じっぽ当直日誌・スーパーマイルド@はてな

『さるさる日記』から続く、中年内科医の日常日記。これまでの分はこちら。http://touchoku.jugem.jp

ソフトバンクホークスは、プロ野球というものの「新しいシステム」を作ろうとしているチームなのだと思う。

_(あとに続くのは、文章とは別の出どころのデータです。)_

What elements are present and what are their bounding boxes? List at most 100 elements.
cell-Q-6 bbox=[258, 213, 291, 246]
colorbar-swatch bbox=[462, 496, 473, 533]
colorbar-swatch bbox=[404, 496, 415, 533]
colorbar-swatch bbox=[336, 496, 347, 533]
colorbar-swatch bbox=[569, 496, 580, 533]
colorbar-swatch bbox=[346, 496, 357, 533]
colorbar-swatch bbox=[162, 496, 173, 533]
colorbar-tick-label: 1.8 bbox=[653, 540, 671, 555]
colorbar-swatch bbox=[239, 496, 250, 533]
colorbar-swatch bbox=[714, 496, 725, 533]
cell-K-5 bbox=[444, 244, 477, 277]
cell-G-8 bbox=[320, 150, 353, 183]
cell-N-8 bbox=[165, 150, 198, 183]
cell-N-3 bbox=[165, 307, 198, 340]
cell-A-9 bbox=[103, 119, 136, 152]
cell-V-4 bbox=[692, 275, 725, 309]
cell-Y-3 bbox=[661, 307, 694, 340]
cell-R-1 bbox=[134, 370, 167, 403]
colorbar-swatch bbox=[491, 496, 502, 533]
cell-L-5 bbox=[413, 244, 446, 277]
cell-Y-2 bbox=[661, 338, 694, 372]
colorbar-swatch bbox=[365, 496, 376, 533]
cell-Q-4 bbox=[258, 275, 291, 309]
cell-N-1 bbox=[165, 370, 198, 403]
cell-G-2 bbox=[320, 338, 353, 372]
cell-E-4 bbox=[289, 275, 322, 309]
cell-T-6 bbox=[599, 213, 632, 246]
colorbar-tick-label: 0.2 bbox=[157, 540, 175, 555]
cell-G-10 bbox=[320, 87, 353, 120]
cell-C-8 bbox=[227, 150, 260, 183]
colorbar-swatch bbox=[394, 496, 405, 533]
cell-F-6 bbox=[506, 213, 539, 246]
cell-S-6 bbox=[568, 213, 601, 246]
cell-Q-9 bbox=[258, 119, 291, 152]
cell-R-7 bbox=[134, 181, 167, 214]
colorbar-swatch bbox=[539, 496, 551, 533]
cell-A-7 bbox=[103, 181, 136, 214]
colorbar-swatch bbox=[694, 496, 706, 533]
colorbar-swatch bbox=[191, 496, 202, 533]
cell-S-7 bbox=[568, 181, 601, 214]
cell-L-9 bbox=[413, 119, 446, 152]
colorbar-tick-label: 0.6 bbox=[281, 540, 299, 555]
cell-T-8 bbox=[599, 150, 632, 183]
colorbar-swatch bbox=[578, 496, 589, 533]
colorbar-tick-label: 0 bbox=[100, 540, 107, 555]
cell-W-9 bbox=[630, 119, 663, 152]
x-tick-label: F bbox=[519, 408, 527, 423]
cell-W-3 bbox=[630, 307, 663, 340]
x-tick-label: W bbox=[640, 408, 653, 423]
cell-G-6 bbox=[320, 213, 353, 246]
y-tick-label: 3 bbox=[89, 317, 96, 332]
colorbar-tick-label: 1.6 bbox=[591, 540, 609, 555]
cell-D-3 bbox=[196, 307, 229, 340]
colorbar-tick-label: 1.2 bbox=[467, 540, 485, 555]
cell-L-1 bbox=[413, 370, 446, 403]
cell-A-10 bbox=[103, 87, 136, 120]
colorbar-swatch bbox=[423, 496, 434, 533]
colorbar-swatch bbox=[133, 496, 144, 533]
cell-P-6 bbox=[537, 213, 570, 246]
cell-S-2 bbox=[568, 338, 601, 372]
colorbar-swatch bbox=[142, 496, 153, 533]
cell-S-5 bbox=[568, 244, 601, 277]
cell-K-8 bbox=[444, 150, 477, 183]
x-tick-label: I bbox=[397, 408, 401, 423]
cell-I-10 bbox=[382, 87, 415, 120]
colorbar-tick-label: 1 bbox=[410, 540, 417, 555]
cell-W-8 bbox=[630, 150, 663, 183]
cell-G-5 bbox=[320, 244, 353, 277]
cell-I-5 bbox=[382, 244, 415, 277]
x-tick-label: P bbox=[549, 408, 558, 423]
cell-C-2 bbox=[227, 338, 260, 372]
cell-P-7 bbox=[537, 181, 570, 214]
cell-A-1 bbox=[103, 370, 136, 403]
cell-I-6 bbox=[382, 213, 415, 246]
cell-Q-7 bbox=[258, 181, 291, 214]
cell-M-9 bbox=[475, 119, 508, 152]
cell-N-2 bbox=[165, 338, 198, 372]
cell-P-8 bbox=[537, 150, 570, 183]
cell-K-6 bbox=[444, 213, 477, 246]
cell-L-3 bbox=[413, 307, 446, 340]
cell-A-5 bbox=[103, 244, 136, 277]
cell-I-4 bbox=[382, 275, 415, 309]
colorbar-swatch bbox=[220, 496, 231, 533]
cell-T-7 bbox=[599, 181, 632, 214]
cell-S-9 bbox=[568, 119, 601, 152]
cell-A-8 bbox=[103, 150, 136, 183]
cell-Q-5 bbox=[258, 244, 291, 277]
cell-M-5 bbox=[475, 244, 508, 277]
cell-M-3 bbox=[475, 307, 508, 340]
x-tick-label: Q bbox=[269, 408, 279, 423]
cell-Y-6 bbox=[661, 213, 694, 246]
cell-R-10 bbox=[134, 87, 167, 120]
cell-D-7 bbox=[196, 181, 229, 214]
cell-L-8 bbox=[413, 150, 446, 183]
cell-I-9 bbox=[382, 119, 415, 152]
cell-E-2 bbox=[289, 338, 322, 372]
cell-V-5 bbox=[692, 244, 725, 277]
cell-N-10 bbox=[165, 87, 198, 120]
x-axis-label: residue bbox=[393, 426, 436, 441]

 日本シリーズは第4戦で終了。ソフトバンクが4連勝で日本一になった。
 途中まではときどき試合経過を追っていて、最後だけテレビを観たのだけれど、この4試合で巨人が優勢になったのは、今日の1回に先制したときだけだったかもしれない。せっかくリーグ優勝しても日本シリーズがこの結果では、公開罰ゲームみたいなものだよなあ。去年は正直、アンチ巨人としては爽快ではあったが、2年続くと、セリーグってこんなに弱かったのか?とがっかりしてしまう。そもそも、全試合DH制に同意したというのは、相手の土俵に乗ってしまうことでもあり、東京ドームが使えなくて巨人のホームが京セラドームになったことも大きかったのではないか。全部ビジターで試合をしたようなものだよなあ。あの原監督のことだから、何か考えがあるはずだと思い込んでいたけれど、DH制推進派として信念に殉じたのか、それともDHは有利に働くと考えていたのか。あるいは、予想以上に力の差があったのか。
 試合後のセレモニーを観ていたのだが、今回もソフトバンクは「胴上げ」ではなくて、選手・スタッフが輪になっての万歳三唱を行っていた。
 誰がこういうアイディアを考えているのかはわからないけれど、長年の野球界の「常識」にとらわれずに「感染対策をきちんとやっていますよ」「これが『新しい生活様式』でのセレモニーですよ」というのを、ソフトバンクはチーム、あるいは企業として徹底的にアピールしつづけていた。多くの人が観ている日本シリーズの優勝決定の舞台というのは、宣伝にはもってこいの場でもある。
 今年のプロ野球で印象に残ったのは、ソフトバンクがリーグ優勝したときに、こういう「新しい優勝セレモニー」をやったのに対して、巨人は「マスク・手袋着用で、例年と同じような胴上げ」をやっていたことだった。そういう「伝統」を大事にするのが巨人というチームであり、それは魅力であるのと同時に足枷にもなっているのかもしれない。まあ、プロ野球は企業文化を発信するコンテンツなのだ、と徹底的に割り切っているソフトバンクのほうが特別ではあるのだけれど。
 ソフトバンクは、プロ野球というものの「新しいシステム」を作ろうとしているチームで、既存のシステムのなかで強いチームを作ろうとしている他球団とは一線を画している。
 一芸に秀でた、あるいは、将来性を買って育成で指名した選手を発掘し、育てて、競争のなかで強いチームをつくる、というソフトバンクの手法を巨人も真似してきていて、お金もやる気もあるチームとその他のチームの差が、新型コロナ禍という状況では、より際立ってしまったシーズンでもあった。結果が出せない選手がどんどんクビになったり育成に落とされたり、ベテランが早めに見切られることにもつながっているのだが、以前読んだソフトバンクのある育成出身選手のインタビューでは「プロに入れれば、あとは自分自身の問題だし、育成でもチャンスがもらえたことはありがたいと思っている」と言っていた。
 今年に関しては、なんとかこうして日本シリーズまで完走できたことそのものが、プロ野球界の勝利だとも言えるだろう。
 そして、感染症が蔓延する社会というのは、人々の考え方や生活様式が大きく変わるきっけけにもなる。
 ルターの宗教改革が起こったのは、ペストの流行で、バタバタと多くの人が死んでいくのをみて、人々が神への信仰に疑問を抱くようになったのが背景にあると言われている。
 マスク生活に慣れてしまうと、どのタイミングで外すかというのは難しいよね。マスク生活は、煩わしいのと同時に、他人に顔をあまり見られないことへの安心感もあるし。